_Zoals gezegd komen er drie Engelse blogposts op Seblog. Ze horen bij het vak The Digital Book en zijn ook op dit weblog te lezen._
As you may have noticed, we live in quite an interesting time regarding publishing. As the digital revolution evolves, new publishing forms are coming up. At this point we can not yet say which format we will be using for publishing over ten or twenty years. New publishing formats are rising as well: in search for new standards, every format has a chance of becoming it.
At this moment, ePub is doing a great job in becoming the standard for e-books. Other types of publishing, such as journalism, are more likely to use HTML websites and mobile apps. A Dutch example of a news medium that uses a native app is the television broadcaster NOS. NOS uses an app for both Android and iOS, which provides a list of recent articles, as well as video's, that are also published on their website. Another example is the Dutch newspaper NRC, who launched the iPad-only app NRC Reader. In this app subscribed users get eight articles a day from the original newspaper, that aren't published on the NRC website.
But apps are also used for more bookish publications. A few Dutch publishers have experimented with publishing novels as e-books in app-format. Examples of these are Alles ruikt naar chocola by Sidney Volmer and Gelukkig zijn we machteloos by Ivo Victoria, both published for iPad by Anthos. Those apps contain the text of the paper novel, as well as movies of the authors reading the text and other extra's like music files that where mentioned in the novel and short stories that aren't in the paper version.

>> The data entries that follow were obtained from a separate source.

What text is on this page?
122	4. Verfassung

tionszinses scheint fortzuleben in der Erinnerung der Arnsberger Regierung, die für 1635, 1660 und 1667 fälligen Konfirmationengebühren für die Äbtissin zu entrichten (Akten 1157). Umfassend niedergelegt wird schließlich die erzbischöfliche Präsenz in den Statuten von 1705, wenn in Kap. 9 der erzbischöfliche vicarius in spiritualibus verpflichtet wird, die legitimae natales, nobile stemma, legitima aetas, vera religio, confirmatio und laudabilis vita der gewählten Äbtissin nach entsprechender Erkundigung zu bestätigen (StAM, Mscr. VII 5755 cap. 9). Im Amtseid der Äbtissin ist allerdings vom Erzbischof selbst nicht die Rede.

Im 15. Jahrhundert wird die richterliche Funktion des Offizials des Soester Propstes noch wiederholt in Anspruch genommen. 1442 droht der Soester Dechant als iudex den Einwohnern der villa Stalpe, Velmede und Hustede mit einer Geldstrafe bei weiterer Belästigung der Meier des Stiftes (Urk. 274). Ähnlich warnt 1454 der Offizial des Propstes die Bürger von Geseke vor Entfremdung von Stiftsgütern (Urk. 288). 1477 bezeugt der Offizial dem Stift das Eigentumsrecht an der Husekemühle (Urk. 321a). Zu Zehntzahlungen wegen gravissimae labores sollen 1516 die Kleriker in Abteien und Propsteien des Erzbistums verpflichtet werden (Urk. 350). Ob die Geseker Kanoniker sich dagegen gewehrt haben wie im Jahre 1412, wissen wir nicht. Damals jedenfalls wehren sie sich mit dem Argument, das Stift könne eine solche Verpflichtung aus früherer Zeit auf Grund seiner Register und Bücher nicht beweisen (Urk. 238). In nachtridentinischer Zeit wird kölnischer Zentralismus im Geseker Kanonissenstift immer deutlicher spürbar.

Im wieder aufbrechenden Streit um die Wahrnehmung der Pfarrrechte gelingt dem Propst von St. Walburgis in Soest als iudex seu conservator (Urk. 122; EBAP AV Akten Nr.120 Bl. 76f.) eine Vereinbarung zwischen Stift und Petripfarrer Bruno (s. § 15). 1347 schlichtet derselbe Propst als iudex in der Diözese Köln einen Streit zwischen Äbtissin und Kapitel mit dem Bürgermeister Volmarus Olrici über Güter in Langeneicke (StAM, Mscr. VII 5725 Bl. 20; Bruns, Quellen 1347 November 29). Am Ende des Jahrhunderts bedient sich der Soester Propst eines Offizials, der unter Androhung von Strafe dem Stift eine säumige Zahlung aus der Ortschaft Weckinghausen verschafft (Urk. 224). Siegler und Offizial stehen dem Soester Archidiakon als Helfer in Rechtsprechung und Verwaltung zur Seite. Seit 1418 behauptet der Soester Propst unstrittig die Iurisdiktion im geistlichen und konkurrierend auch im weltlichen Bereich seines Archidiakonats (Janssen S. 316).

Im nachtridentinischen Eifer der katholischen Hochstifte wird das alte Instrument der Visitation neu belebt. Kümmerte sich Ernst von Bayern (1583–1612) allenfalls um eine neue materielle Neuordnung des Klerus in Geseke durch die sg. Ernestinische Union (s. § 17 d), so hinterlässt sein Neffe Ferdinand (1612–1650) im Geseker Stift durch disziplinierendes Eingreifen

But is it really necessary to create a native app to publish these novels? Not for the novel itself. The given examples are enriched with extra's to make use of the unique capabilities of the tablet, but those remain extra's: they don't belong to the text itself. Publisher Jason Pontin says that native apps are not necessary for publishing text. By running a game or a service like Facebook, one wants to take advantage of the device's CPU in order to render the service. But in case of text and photo's, sometimes with a movie, the web browser does a great job. Thus, HTML is the future of publishing, Pontin says among others.
The advantage of HTML is that it's not tethered to any service, like Amazon's Kindle-formats. Also, HTML is already a standard: almost all devices can read it. By leaving the pages on a web server, it's also easy to have your content up to date. An ePub, once downloaded, can not be automatically updated. In some environments, such as Apple's iBook Store, the reading application takes care of the updates in ePub: when there is a new file, the application will download it right away. Many e-readers, however, have not such an option.
But that last point isn't really the problem of ePub, it's the problem of connectivity. A HTML file can also be loaded onto a device that is not connected to the internet. For keeping your HTML files up to date you still need that connection to the server. The only difference is that we're used to HTML as a format that is downloaded for just one reading session. In a world with always connected devices and everlasting bandwidth, HTML reading could be an option, but unfortunately that's not the case right now.
Another problem of a server connected reading model, is that the publisher should keep the files of the publication up to date, at all time. An advantage of HTML is that you can style your publications yourself, but the styling has to be kept up to date, so that it matches todays aesthetic and technical standards. A reader reading an old book, will forgive the publisher on style, since he has no options to update it. A HTML page, however, can be updated and so it has to.
The paper book is a very fixed form, as Florian Cramer points out. You can always pick up and read it: the technology to access a paper book will never be outdated, it is just there. In that way, it stands opposite to the web, where every page is created when asked for and therefore changes a lot. Thus HTML, as part of the web, is not really a useful format for preserving texts, as the electronic equivalent of a book. For texts that we want to preserve we should take another format with less maintenance work.
An offline HTML file could also be used for preserving data, but for that purpose, ePub is a more efficient format. The ePub-format contains very clean HTML, in a very basic way that does not require much maintenance. Also, the compression of ePub makes it a better choice for offline storage and reading.
So, let's use online HTML for reading the e-news and ePub for reading the e-books.